Até então, como presidente, ele só poderia ser alvo de investigações criminais autorizadas pelo Supremo Tribunal Federal (STF). O mandato também garantia que somente a Procuradoria-Geral da República (PGR) poderia oferecer uma denúncia contra o presidente na Justiça. Além disso, para que ela fosse aceita pelo órgão, ela também deveria ser autorizada pela Câmara dos Deputados. Só então o chefe do Executivo poderia ser julgado pelo STF, podendo responder pela pena correspondente ao crime e passível de perda do cargo.
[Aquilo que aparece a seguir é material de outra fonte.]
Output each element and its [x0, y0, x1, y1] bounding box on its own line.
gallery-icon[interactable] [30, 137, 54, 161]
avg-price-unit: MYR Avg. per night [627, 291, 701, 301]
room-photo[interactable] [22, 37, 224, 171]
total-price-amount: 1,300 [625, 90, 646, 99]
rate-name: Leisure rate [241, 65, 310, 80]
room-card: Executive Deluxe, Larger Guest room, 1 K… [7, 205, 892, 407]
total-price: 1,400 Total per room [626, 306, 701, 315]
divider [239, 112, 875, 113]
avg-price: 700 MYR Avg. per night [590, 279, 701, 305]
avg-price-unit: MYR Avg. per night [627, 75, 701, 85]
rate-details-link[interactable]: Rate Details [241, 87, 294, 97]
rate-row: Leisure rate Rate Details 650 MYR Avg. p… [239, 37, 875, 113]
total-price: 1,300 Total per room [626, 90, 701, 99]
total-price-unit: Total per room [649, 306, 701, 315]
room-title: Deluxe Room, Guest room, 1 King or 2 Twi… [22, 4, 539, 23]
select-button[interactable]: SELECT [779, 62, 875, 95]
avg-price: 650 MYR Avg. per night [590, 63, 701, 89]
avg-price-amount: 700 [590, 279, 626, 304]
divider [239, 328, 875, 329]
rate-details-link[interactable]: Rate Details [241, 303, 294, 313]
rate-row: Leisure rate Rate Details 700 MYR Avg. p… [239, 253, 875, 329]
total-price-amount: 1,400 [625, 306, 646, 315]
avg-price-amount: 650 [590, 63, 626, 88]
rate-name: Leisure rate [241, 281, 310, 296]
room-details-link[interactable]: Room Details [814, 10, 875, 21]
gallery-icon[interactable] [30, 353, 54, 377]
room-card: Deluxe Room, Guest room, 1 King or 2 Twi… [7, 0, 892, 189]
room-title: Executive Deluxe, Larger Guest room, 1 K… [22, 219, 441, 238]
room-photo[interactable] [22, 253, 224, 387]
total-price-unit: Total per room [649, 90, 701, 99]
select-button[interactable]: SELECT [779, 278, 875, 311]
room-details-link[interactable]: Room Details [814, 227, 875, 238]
Sem a presidência, os processos em curso que envolvem Bolsonaro descem para as instâncias ordinárias. No caso de investigações que estão nas mãos da PGR, elas passam para a competência do Ministério Público. Assim como os processos no Tribunal Superior Eleitoral (TSE) também são remetidos para o Tribunal Regional Eleitoral (TRE) da região onde houve suspeita. A Polícia Federal, por sua vez, poderá fazer apurações sem autorização do Supremo.
Quatro inquéritos
Bolsonaro também perde a partir de 1º de janeiro de 2021 o direito de ser defendido pela Advocacia-Geral da União (AGU). Novas ações contra ele também poderão ser movidas por procuradores ou promotores contra o ex-presidente, que responderá a um juiz de primeira instância.
Um levantamento da BBC News Brasil aponta que, até o momento, há quatro inquéritos, em andamento no STF, em que Bolsonaro é investigado. Um deles trata da investigação sobre a divulgação de notícias falsas sobre a vacina contra a covid-19 (INQ 4888).
Notícias falsas sobre a vacina
Em outubro do ano passado, o presidente da República divulgou uma informação falsa ao vivo em suas redes sociais associando o imunizante ao “desenvolvimento da síndrome de imunodeficiência adquirida (aids)”.
O caso passou a ser investigado pela PF sob supervisão do STF. Em agosto deste ano, um relatório da Polícia Federal concluiu que o presidente cometeu crime pela fala falsa contra a vacina. No mesmo mês, o ministro da corte Alexandre de Moraes, que é relator do caso, enviou ao Procurador-Geral da República, Augusto Aras, o pedido de indiciamento de Bolsonaro. Visto como um aliado do mandatário, Aras até o momento não denunciou o caso.
Com o fim de seu mandato, que começou em janeiro de 2019, Bolsonaro passará a responder por esse caso para o Ministério Público Federal que poderá enviar a denúncia à Justiça Federal.
Vazamento de dados sigilosos
Além desse inquérito, ele também é investigado pelo vazamento de dados sigilosos de um ataque ao TSE (INQ 4878). O caso foi aberto a partir de uma notícia-crime enviada pelo TSE e autorizada por Moraes, também relator do caso. Durante uma live, em agosto de 2021, Bolsonaro vazou dados de uma investigação envolvendo um ataque hacker contra a Justiça Eleitoral, com o objetivo de atacar a credibilidade das urnas eletrônicas. Em fevereiro deste ano, a delegada da Polícia Federal Denisse Dias Ribeiro reafirmou que Bolsonaro cometeu crime ao vazar, pelas redes sociais, dados do um inquérito sigiloso.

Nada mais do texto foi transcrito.